For the appellant was Mr. M. J. T. Ngalo, learned advocate, who filed five grounds
of appeal but argued them together because, as he said, they all attack the reliance on the confessions. Mr. Ngalo conceded that
the admission of the cautioned statement was objected to in the preliminary hearing but not at the trial nevertheless, he submitted,
there ought to have been a trial within a trial. The learned advocate queried why Dotto, who was arrested after being mentioned by
the appellant, was recorded before the appellant. He pointed out further that Dotto in his extra-judicial statement (Exh P5) did
not mention the appellant at all and that Dotto named one Said as the one who was cut at the wrist by the deceased. Mr. Ngalo contended
that Exh P5 differs materially from Exh P3, Dottofs caution statement.
On behalf of the respondent/Republic was Mr. William Magoma, the learned State Attorney,
who said that the sequence in which statements were taken is not of significance. He submitted that there was no need of a trial
within a trial as there was no objection from the learned defence counsel to the admission of the statements.

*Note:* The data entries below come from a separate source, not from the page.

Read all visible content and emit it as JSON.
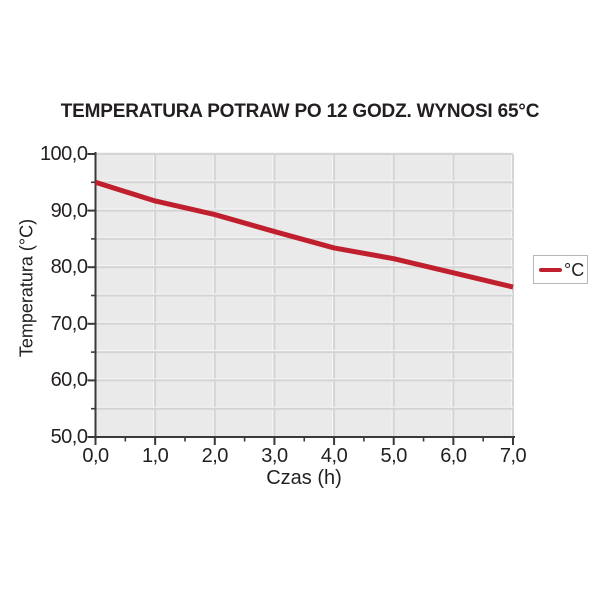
{
  "chart_data": {
    "type": "line",
    "title": "TEMPERATURA POTRAW PO 12 GODZ. WYNOSI 65°C",
    "xlabel": "Czas (h)",
    "ylabel": "Temperatura (°C)",
    "xlim": [
      0,
      7
    ],
    "ylim": [
      50,
      100
    ],
    "x_major_tick_step": 1,
    "x_minor_tick_step": 0.5,
    "y_major_tick_step": 10,
    "y_minor_tick_step": 5,
    "x_tick_labels": [
      "0,0",
      "1,0",
      "2,0",
      "3,0",
      "4,0",
      "5,0",
      "6,0",
      "7,0"
    ],
    "y_tick_labels": [
      "50,0",
      "60,0",
      "70,0",
      "80,0",
      "90,0",
      "100,0"
    ],
    "grid": {
      "visible": true,
      "x_step": 1,
      "y_step": 5
    },
    "legend": {
      "position": "center-right",
      "entries": [
        "°C"
      ]
    },
    "series": [
      {
        "name": "°C",
        "color": "#c0202e",
        "x": [
          0,
          1,
          2,
          3,
          4,
          5,
          6,
          7
        ],
        "y": [
          95.0,
          91.7,
          89.3,
          86.3,
          83.4,
          81.5,
          79.0,
          76.5
        ]
      }
    ],
    "colors": {
      "plot_background": "#eaeaea",
      "grid_line": "#d4d4d4",
      "grid_highlight": "#f7f7f7",
      "axis_line": "#3a3a3a",
      "text": "#231f20",
      "legend_border": "#b6b6b6"
    }
  }
}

We agree with Mr. Magoma that a trial within a trial was not necessary. That is done
only if there is an objection to the admission of a statement on the ground that it was not freely given. Here there was none. Again
for the issue of the admission of the extra-judicial statements, which had not been tendered at the preliminary hearing, we are of
the considered opinion that the defence counsel did not object to that. Apart from that there is nothing in section 192 of the Criminal
Procedure Act, 1985, which provides for preliminary hearing, prohibiting the admission of a document which was not referred to at
the preliminary hearing.
We are satisfied that the appellant was arrested because of the cut wound on his
left wrist. He has three versions of how he came to sustain that injury: The first is his cautioned statement, Exh P4:
Naliwaeleza kuwa nimelipata jeraha hilo baada ya kukatwa na marehemu ambae tumemuua huko kambini c nilikatwa na marehemu wakati
nilipotaka kumnyangfanya baiskeli yake.
This is a clear confession.
The second version is his extra-judicial statement, Exh P6:
Nilikuwa natoka kusaga muda kama saa sita nilienda kama urefu wa heka nane hivi hamadi nikashituka nakatwa na panga na marehemu mkononi.
Mimi nikaanza kukimbia.
He claims that he was attacked by the deceased for no reason at all.
The last version is his testimony in court that gI sustained the cut wound
during the Police tortures.h Here he completely distances himself from having anything to do with the deceased. However, the
Justice of Peace, PW 4, in cross-examination, was emphatic that the appellant, unlike Dotto, did not complain of Police torture at
all.
It is abundantly clear to us that the appellant is an unabashed liar: his three stands
are completely irreconcilable. He claims in Exh P6 that he was attacked by the deceased. Yet in court he said that he did not know
the deceased at all. How then did he know that he was attacked by the deceased?
Lies of an accused person, appellant here, may corroborate the prosecution case.
That was held to be so in a Zanzibar case of Kombo bin Khamis v. The Crown 8 ZLR 122. RUBAMA, J. was of the same opinion in Salum Yusuf Lilundi v. R, Criminal Appeal No. 26 of 1984, Mtwara Registry (unreported). There three persons were accused of theft, two of them confessed while
the third, a watchman, denied even being on duty on the material night while in fact he was. His lies were held to corroborate the
confessions of the other two.
The appellant in Exh P6 owns to have met the deceased on the fateful day but accidentally.
However, we are convinced that he gave the circumstances under which they had this encounter in Exh P4, the cautioned statement,
which is so detailed that the story cannot but be true.
For avoidance of doubt, we must state here that we are not putting the burden of
proof on the appellant. But this is one of the cases where a person has been killed, and there is no question about it, and the only
witnesses are the accused persons. All that the prosecution can do is to bring witnesses who would tell the court that the accused
persons have made confessions before them. The court would then have to scrutinize those confessions very closely.
This is in line with the amendment in the Criminal Procedure Act, 1985 which now
permits the court to draw adverse inference against an accused person who decides to keep quiet. Section 293 (3) provides:
(3) If the accused person, after he has been informed in terms of subsection (2), elects to remain silent the court shall be entitled
to draw an adverse inference against him and the court as well as the prosecution shall be entitled to comment on the failure by
the accused to give evidence.
We are of the decided opinion that what we have said and done here are pertinent
in the interest of justice. We, therefore, dismiss the appeal.
DATED at DAR ES SALAAM this 02 day of September, 2005.